Vejamos o programa global Big Brother, por exemplo. Entra ano e sai ano, desde 2001 é sempre a mesma coisa. Vinte participantes confinados em um casarão bacana, com boa comida, conforto, gente bonita... e no final alguns entrevistados ainda relatam “como foi difícil”. Difícil é trabalhar de sol a sol, como a maioria dos brasileiros. Este ano temos atores, empresários, modelos, publicitários, sendo a maior parte das regiões sudeste e sul do país (porque será, hein?) como todos os anos. Como vê, não há nada de novo.
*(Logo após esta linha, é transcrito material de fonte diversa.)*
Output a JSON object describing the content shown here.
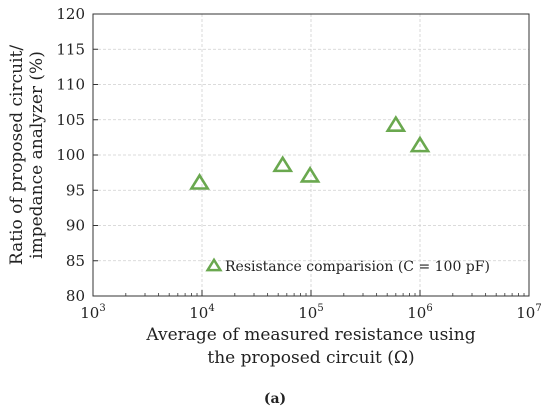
{
  "chart_data": {
    "type": "scatter",
    "x_scale": "log",
    "xlim": [
      1000,
      10000000
    ],
    "ylim": [
      80,
      120
    ],
    "grid": true,
    "x_ticks": [
      {
        "base": "10",
        "exp": "3"
      },
      {
        "base": "10",
        "exp": "4"
      },
      {
        "base": "10",
        "exp": "5"
      },
      {
        "base": "10",
        "exp": "6"
      },
      {
        "base": "10",
        "exp": "7"
      }
    ],
    "y_ticks": [
      "80",
      "85",
      "90",
      "95",
      "100",
      "105",
      "110",
      "115",
      "120"
    ],
    "xlabel_lines": [
      "Average of measured resistance using",
      "the proposed circuit (Ω)"
    ],
    "ylabel_lines": [
      "Ratio of proposed circuit/",
      "impedance analyzer (%)"
    ],
    "series": [
      {
        "name": "Resistance comparision (C = 100 pF)",
        "marker": "triangle-open",
        "color": "#6aa84f",
        "x": [
          9500,
          55000,
          98000,
          600000,
          1000000
        ],
        "y": [
          96.0,
          98.5,
          97.0,
          104.2,
          101.3
        ]
      }
    ],
    "legend_position": "bottom-center",
    "caption": "(a)"
  }
}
As mesmas intrigas, paixões, uniões e desavenças na tela de sua TV, e ao final, um ganhador escolhido pelo povo. Viva a democracia! Parece até eleição política (Cá entre nós: como um povo que reclama tanto para votar em seus representantes – de graça – paga para votar em alguém para ganhar dinheiro em programa de TV?). Aliás, este ano teremos eleições para presidente, governadores, deputados e senadores. As mesmas intrigas, paixões, uniões e desavenças na tela de sua TV. Tudo igual.

“Nada mudou”, como diria Léo Jaime, ou “um museu de grandes novidades”, como disse Cazuza. Esse é o caso, inclusive da nossa tão querida Copa do Mundo. Sabe quantas vezes aconteceu uma Copa no Mundo no Brasil em ano de eleição presidencial? Exatamente, houve apenas uma copa no Brasil, e em ano de eleições presidenciais. A Copa de 1950 foi a primeira após a Segunda Guerra Mundial e também a única em que não houve uma final. A última fase foi disputada por Brasil, Espanha, Suécia e Uruguai e o título foi disputado por Brasil e Uruguai. E o resultado nós já sabemos, perdemos a Copa do Mundo por 2 a 1, e em pleno Maracanã.

Já nas eleições deste mesmo ano, em 3 de outubro, disputaram  para presidente Getúlio Vargas, Eduardo Gomes (ih, rapaz, também tinha um Eduardo naquele ano!), Cristiano Machado, e João Mangabeira. E nós também sabemos como essa história terminou. Getúlio governou o Brasil por 3 anos e meio, até 24 de agosto de 1954, quando suicidou-se.

Opa, opa! Pé de pato mangalô!

Nós não somos nem estamos condicionados a coincidências, não estamos à matroca, ao sabor das ondas. E para ter uma vida nova nem é preciso esperar o réveillon, basta ter força de vontade para uma verdadeira mudança de atitude, a qualquer momento. Quando a filha de um amigo nasceu, ele resolveu parar de fumar, e parou mesmo, definitivamente. O nome disso é empenho. Há pessoas que passam a vida inteira se prometendo isso, assistindo ao espetáculo pirotécnico. Veja que a maior parte dos resultados só depende de nós. Leve aquela dieta a sério, desligue – pelo menos um pouco – a televisão e dê mais atenção às crianças, mude de emprego, pare de fumar, e vote bem este ano (é de graça e os resultados interessam muito mais do que os de um reality show).

E vamos torcer para que o Brasil seja campeão. Até porque, ninguém é de ferro!

George dos Santos Pacheco

* Publicado na Revista Êxito Rio, em 24/01/2014.